Now, here she was, walking back to her office with a strange grade-schooler in tow after having been kept waiting for no apparent reason, having been effectively refused a meeting with her boss on the eve of a crucial news conference. On top of everything else, her distress over her demotions of the past few months began to feel like garbage she’d forgotten to take out. Back in her office, she tried to distract herself with a casual check of her e-mail and found a layoff notice from her boss, sent while she had been waiting outside his office. She called the Girl’s father, told her to wait there in the office, and marched back up to the administrative area.

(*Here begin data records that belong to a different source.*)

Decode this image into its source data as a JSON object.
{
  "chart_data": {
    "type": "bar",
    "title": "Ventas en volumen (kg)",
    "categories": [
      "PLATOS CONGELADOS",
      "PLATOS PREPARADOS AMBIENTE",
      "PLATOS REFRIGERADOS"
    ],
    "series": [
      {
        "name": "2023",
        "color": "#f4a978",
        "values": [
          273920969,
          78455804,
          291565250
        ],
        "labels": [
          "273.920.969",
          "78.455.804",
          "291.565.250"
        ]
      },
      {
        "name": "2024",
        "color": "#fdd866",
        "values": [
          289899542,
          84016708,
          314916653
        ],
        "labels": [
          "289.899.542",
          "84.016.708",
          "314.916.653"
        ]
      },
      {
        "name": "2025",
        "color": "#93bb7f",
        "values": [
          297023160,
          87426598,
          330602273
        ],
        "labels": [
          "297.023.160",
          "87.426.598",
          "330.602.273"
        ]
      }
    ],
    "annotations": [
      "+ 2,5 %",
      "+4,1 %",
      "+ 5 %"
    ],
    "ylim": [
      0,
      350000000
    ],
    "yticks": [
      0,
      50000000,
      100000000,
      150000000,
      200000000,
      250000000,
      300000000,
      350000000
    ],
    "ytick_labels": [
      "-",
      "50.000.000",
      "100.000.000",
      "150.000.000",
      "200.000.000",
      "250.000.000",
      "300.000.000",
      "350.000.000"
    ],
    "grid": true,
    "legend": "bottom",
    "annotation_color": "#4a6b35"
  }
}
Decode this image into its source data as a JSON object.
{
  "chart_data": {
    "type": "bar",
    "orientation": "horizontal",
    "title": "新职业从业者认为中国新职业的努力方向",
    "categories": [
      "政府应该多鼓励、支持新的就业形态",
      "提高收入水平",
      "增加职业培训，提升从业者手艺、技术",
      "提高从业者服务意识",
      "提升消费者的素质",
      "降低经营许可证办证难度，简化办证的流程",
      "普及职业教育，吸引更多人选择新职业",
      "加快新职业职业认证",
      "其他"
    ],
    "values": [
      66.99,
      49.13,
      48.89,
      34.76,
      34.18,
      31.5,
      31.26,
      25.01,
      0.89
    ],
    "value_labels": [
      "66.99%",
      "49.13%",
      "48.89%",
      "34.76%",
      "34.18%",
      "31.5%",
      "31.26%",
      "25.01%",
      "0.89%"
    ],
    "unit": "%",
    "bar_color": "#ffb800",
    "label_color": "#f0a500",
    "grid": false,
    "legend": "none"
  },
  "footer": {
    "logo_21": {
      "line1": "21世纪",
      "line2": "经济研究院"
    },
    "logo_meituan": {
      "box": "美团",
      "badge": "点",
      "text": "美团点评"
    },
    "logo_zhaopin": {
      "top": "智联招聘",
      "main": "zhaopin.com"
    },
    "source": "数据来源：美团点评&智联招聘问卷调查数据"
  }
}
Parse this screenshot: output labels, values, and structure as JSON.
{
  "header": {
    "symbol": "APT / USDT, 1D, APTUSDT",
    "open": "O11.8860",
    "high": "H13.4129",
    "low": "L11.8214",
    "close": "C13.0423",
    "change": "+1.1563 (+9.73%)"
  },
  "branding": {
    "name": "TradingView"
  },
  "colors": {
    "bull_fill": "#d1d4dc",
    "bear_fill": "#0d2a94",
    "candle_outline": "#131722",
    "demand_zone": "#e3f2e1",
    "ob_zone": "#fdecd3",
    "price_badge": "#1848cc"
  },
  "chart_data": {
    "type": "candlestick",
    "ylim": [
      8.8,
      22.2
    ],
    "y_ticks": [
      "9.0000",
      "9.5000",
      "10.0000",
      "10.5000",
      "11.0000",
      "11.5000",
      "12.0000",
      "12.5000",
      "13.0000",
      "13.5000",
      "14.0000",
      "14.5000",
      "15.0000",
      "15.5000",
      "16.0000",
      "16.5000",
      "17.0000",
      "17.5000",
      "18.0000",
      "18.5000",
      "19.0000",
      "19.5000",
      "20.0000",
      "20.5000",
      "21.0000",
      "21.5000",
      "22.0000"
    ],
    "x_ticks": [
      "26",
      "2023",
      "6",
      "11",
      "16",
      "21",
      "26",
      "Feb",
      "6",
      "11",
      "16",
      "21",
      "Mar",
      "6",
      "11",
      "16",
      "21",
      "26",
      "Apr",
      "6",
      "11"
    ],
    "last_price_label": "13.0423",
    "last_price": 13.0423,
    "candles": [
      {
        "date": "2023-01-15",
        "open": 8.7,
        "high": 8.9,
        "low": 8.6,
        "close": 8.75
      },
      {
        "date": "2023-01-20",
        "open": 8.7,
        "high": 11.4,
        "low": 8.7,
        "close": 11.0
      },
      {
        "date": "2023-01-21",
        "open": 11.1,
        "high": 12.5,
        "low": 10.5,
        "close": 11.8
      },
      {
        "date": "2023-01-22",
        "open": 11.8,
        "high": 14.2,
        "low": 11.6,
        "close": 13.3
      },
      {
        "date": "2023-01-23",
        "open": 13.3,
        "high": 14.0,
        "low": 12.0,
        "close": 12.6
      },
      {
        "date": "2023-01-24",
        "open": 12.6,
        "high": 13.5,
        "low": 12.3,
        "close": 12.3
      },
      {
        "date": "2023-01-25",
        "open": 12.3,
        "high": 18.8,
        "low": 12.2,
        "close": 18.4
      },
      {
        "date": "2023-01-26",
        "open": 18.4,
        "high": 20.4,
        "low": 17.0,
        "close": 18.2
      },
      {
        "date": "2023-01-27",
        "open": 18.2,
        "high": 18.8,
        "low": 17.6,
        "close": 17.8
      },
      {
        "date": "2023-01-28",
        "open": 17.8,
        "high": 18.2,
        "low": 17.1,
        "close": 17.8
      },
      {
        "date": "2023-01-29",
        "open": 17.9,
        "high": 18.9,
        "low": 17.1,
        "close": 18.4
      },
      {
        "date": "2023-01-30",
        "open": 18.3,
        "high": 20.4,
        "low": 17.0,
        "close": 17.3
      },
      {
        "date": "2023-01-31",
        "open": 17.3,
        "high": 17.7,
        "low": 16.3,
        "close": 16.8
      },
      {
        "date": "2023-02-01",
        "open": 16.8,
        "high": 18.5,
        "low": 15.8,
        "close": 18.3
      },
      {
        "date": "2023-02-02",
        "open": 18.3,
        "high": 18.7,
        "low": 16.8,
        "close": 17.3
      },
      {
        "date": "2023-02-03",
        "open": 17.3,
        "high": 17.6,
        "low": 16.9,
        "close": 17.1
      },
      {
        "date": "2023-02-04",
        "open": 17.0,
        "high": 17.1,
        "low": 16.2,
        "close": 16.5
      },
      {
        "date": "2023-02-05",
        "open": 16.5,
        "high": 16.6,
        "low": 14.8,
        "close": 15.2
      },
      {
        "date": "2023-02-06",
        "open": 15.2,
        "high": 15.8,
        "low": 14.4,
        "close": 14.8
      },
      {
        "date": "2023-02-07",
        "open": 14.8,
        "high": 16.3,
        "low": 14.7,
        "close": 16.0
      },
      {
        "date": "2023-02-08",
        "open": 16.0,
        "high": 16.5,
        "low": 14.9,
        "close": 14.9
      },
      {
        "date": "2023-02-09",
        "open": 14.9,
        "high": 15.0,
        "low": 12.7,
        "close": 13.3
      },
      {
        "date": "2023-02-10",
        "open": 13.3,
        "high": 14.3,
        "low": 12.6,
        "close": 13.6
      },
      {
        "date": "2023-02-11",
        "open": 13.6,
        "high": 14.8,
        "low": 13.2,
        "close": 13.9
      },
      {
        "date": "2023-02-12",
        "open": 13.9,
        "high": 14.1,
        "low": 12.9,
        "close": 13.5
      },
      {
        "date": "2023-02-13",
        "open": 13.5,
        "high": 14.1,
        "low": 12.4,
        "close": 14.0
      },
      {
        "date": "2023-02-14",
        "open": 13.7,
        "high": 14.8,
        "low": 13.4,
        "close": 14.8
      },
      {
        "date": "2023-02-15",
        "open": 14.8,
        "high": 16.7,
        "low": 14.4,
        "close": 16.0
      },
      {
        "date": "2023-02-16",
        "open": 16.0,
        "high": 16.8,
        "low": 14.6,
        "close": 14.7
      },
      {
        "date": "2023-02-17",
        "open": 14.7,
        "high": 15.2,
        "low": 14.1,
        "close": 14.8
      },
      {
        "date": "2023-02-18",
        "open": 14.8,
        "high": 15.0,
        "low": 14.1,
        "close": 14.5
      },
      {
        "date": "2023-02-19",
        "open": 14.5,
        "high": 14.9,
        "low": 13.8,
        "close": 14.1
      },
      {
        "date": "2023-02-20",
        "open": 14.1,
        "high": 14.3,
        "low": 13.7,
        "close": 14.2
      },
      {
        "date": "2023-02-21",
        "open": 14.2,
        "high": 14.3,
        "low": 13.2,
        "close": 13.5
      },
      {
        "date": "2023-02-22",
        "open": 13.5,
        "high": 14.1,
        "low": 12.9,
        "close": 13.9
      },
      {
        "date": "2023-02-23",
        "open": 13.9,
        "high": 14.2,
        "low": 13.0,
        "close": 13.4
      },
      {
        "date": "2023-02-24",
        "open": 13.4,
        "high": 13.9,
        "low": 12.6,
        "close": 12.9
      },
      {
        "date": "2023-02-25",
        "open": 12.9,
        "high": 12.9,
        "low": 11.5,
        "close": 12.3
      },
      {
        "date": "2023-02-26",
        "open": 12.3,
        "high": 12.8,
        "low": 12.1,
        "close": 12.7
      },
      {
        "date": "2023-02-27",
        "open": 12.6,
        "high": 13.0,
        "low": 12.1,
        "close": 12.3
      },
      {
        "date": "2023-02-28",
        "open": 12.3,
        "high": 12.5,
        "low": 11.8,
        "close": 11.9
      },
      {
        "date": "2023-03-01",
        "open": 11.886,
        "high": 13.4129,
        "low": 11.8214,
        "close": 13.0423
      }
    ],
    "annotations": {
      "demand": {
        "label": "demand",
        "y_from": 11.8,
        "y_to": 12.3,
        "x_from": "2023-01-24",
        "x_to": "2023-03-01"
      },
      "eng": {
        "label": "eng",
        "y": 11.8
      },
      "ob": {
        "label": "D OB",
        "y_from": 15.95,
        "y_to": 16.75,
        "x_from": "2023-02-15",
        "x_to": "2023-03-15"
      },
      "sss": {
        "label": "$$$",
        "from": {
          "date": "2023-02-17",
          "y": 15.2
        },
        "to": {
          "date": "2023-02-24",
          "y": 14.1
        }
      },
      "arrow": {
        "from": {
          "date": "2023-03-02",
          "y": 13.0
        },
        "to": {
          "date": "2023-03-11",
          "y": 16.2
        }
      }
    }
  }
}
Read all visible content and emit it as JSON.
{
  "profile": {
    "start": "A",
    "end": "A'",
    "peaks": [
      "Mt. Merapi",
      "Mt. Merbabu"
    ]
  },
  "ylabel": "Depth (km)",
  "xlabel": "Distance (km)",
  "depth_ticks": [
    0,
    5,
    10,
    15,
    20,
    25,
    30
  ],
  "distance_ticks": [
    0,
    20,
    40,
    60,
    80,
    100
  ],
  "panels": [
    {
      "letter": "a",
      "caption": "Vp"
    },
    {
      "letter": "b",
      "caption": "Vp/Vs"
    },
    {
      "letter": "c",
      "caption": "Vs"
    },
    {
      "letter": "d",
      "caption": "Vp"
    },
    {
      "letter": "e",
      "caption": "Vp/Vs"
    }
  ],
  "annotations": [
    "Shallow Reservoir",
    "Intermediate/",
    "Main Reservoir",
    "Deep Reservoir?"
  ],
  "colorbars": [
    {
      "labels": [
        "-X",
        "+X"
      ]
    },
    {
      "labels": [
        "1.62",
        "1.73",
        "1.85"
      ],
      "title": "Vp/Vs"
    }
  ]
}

The Librarian’s boss was about to send out his news release announcing that he would soon have an announcement (he intended to run for mayor and cut labor costs dramatically with “an ingenious new computer program to help and direct citizens that need help and direction without all the fussy human inconsistencies, moods, meal breaks or pay scales”); the consultant was just about to call a therapist; the Girl’s father had finally arrived at the library to pick her up; the Girl had just added the last word to her revised essay (complete with her new treatise on the relationship of silver and black being more symbiotic than that of black and white, later to be cited as her first serious art theory text) in preparation for the next news conference (whenever that might be scheduled); and the Librarian had surprised herself by hefting a fairly heavy chair over her head in preparation for bashing down her erstwhile boss’s door, when the news hit the media.

The Teacher, who didn’t own a computer, had dusted off her television and was struggling with a distorted picture and no audio when she recognized the elephant’s hide. There was video of the elephant’s guards hugging each other and weeping along with some seemingly unrelated footage of a place called the Deep Seven. Someone placed a hand over the camera lens and it all went black.

The Whistling Dragon or Every Boy’s First Murder

There’s something supernatural about the way he walks.
There’s something supernatural about the way he talks.
Coming from another world I know he doesn’t find it easy

–Anthony Moore, “The Secret”
The Librarian

Don’t get me wrong. I’ve never starved or been without shelter. I haven’t done physical labor for pay since I stopped waiting tables. But you’re reading this mostly because I’ve had desperate jobs; every one of them has turned into something that would never be on any job description unless you worked for the mafia or the CIA. In each case, the real description was unwritten and what was written described only a fraction of what was real or was an outright lie. Now, I know there are folks out there thinking that sounds cool. It’s about as cool as going to a nice hotel and finding out you’ve checked in to a prison. It got to the point where I had to look up the history of the phrase “pig in a poke” because it was on a loop in my skull.